A Lego Robot Helps In Bone-Making

One of the scientists at Cambridge University build the Lego robot in order to replace the human in a very repetitive and mindless work using Lego mindstorms. The robot will help in the process of building artificial bones.

The LEGO Mindstorm series of kits contain software and hardware to create small, customizable and programmable robots. They include a programmable ‘Brick’ computer that controls the system, a set of modular sensors and motors, and LEGO parts from the Techniques line to create the mechanical systems.
The hardware and software roots of the Mindstorms Robotics Invention System kit go back to the programmable brick created at the MIT Media Lab. This brick was programmed in Brick Logo. The first visual programming environment was called LEGOsheets,[1] since it was created by the University of Colorado in 1994 based on AgentSheets.

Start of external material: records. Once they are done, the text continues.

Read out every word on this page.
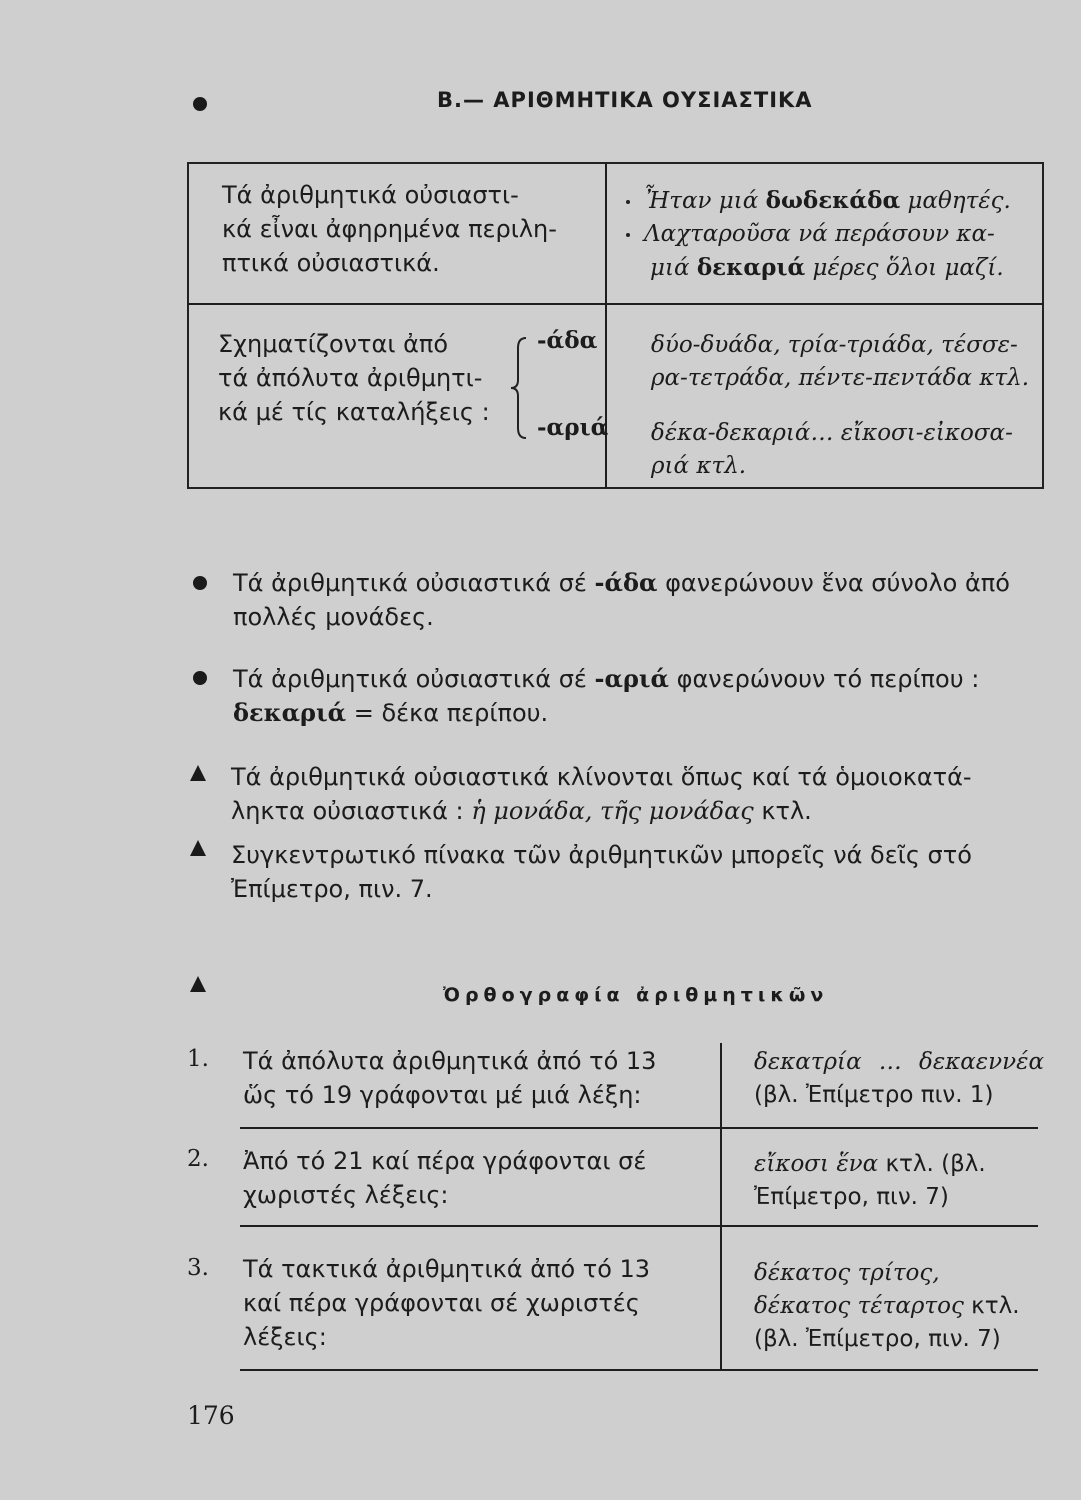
B.— ΑΡΙΘΜΗΤΙΚΑ ΟΥΣΙΑΣΤΙΚΑ
Τά ἀριθμητικά οὐσιαστι-
κά εἶναι ἀφηρημένα περιλη-
πτικά οὐσιαστικά.
Ἦταν μιά δωδεκάδα μαθητές.
Λαχταροῦσα νά περάσουν κα-
μιά δεκαριά μέρες ὅλοι μαζί.
Σχηματίζονται ἀπό
τά ἀπόλυτα ἀριθμητι-
κά μέ τίς καταλήξεις :
-άδα
-αριά
δύο-δυάδα, τρία-τριάδα, τέσσε-
ρα-τετράδα, πέντε-πεντάδα κτλ.
δέκα-δεκαριά… εἴκοσι-εἰκοσα-
ριά κτλ.
Τά ἀριθμητικά οὐσιαστικά σέ -άδα φανερώνουν ἕνα σύνολο ἀπό
πολλές μονάδες.
Τά ἀριθμητικά οὐσιαστικά σέ -αριά φανερώνουν τό περίπου :
δεκαριά = δέκα περίπου.
Τά ἀριθμητικά οὐσιαστικά κλίνονται ὅπως καί τά ὁμοιοκατά-
ληκτα οὐσιαστικά : ἡ μονάδα, τῆς μονάδας κτλ.
Συγκεντρωτικό πίνακα τῶν ἀριθμητικῶν μπορεῖς νά δεῖς στό
Ἐπίμετρο, πιν. 7.
Ὀρθογραφία ἀριθμητικῶν
1. Τά ἀπόλυτα ἀριθμητικά ἀπό τό 13
ὥς τό 19 γράφονται μέ μιά λέξη:
δεκατρία … δεκαεννέα
(βλ. Ἐπίμετρο πιν. 1)
2. Ἀπό τό 21 καί πέρα γράφονται σέ
χωριστές λέξεις:
εἴκοσι ἕνα κτλ. (βλ.
Ἐπίμετρο, πιν. 7)
3. Τά τακτικά ἀριθμητικά ἀπό τό 13
καί πέρα γράφονται σέ χωριστές
λέξεις:
δέκατος τρίτος,
δέκατος τέταρτος κτλ.
(βλ. Ἐπίμετρο, πιν. 7)
176
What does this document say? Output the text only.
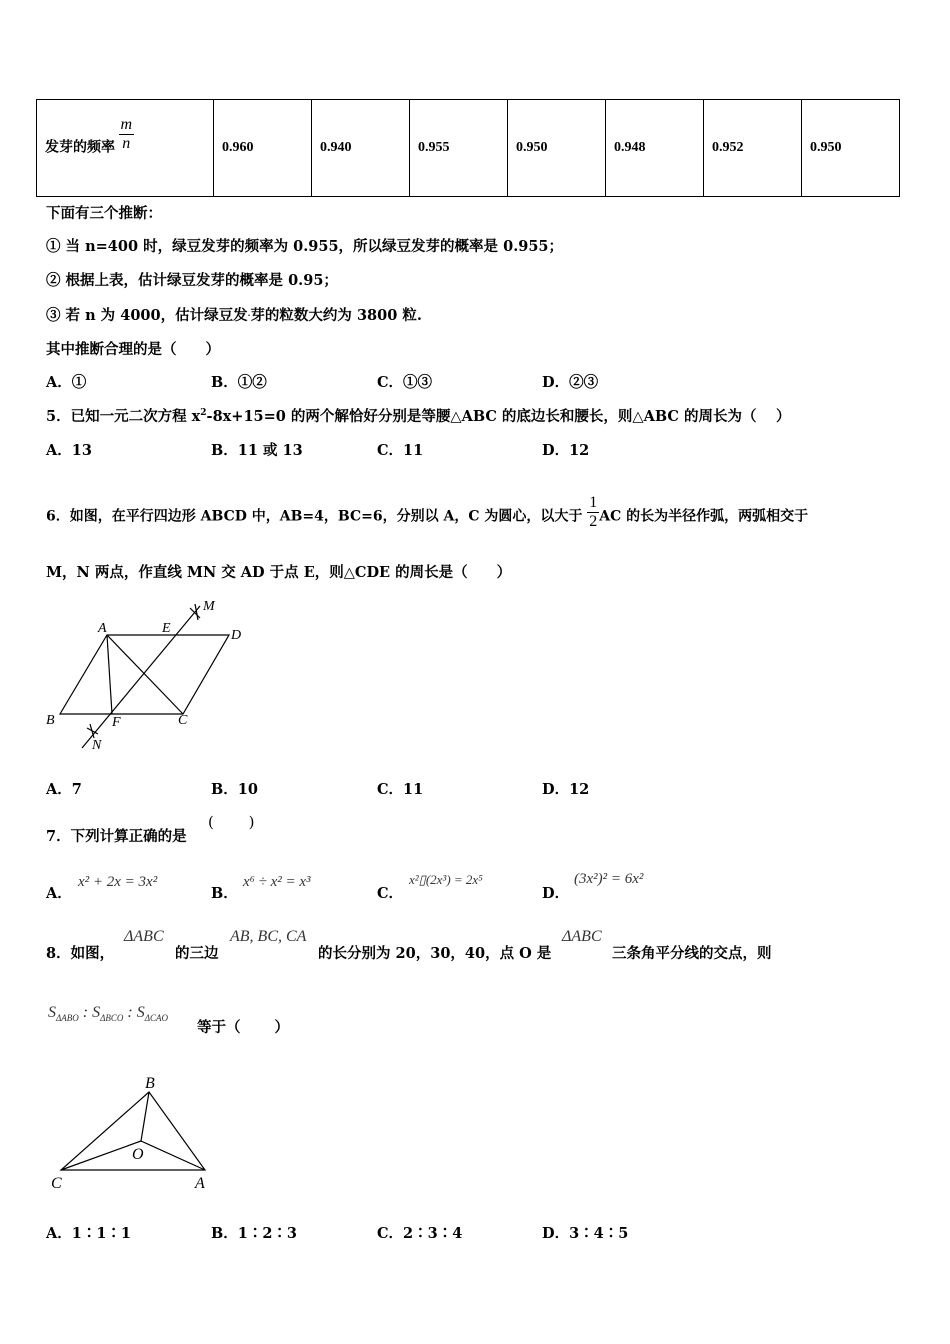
发芽的频率 $\frac{m}{n}$	0.960	0.940	0.955	0.950	0.948	0.952	0.950
下面有三个推断：
① 当 n=400 时，绿豆发芽的频率为 0.955，所以绿豆发芽的概率是 0.955；
② 根据上表，估计绿豆发芽的概率是 0.95；
③ 若 n 为 4000，估计绿豆发·芽的粒数大约为 3800 粒.
其中推断合理的是（　　）
A．①	B．①②	C．①③	D．②③
5．已知一元二次方程 $x^2-8x+15=0$ 的两个解恰好分别是等腰△ABC 的底边长和腰长，则△ABC 的周长为（　 ）
A．13	B．11 或 13	C．11	D．12
6．如图，在平行四边形 ABCD 中，AB=4，BC=6，分别以 A，C 为圆心，以大于 $\frac{1}{2}$ AC 的长为半径作弧，两弧相交于
M，N 两点，作直线 MN 交 AD 于点 E，则△CDE 的周长是（　　）
M
A	E	D
B	F	C
N
A．7	B．10	C．11	D．12
7．下列计算正确的是
(　　 )
A．
x² + 2x = 3x²
B．
x⁶ ÷ x² = x³
C．
x²▯(2x³) = 2x⁵
D．
(3x²)² = 6x²
8．如图，
ΔABC
的三边
AB, BC, CA
的长分别为 20，30，40，点 O 是
ΔABC
三条角平分线的交点，则
$S_{\Delta ABO}$ : $S_{\Delta BCO}$ : $S_{\Delta CAO}$
等于（　　 ）
B
O
C	A
A．1∶1∶1	B．1∶2∶3	C．2∶3∶4	D．3∶4∶5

Department of Engineering lecturer Michelle Oyen is leading a team that is looking at ways of creating bone in the lab, primarily for use in medical implants, but possibly also as a building material – bone has a very good strength-to-weight ratio. Their current bone-making process involves taking a base object (such as a bolt), dipping it in a dish of calcium and protein, rinsing it with water, and then dipping it in a dish of phosphate and protein. This routine is repeated many times, for each sample.

Given how boring it would be for a lab technician to have to do that for hours at a time, Mechanical Engineering PhD student Daniel Strange proceeded to construct two bolt-dipping robots out of off-the-shelf LEGO MINDSTORMS pieces. The robots now work throughout the night, to produce bits of artificial bone that are ready by the next morning.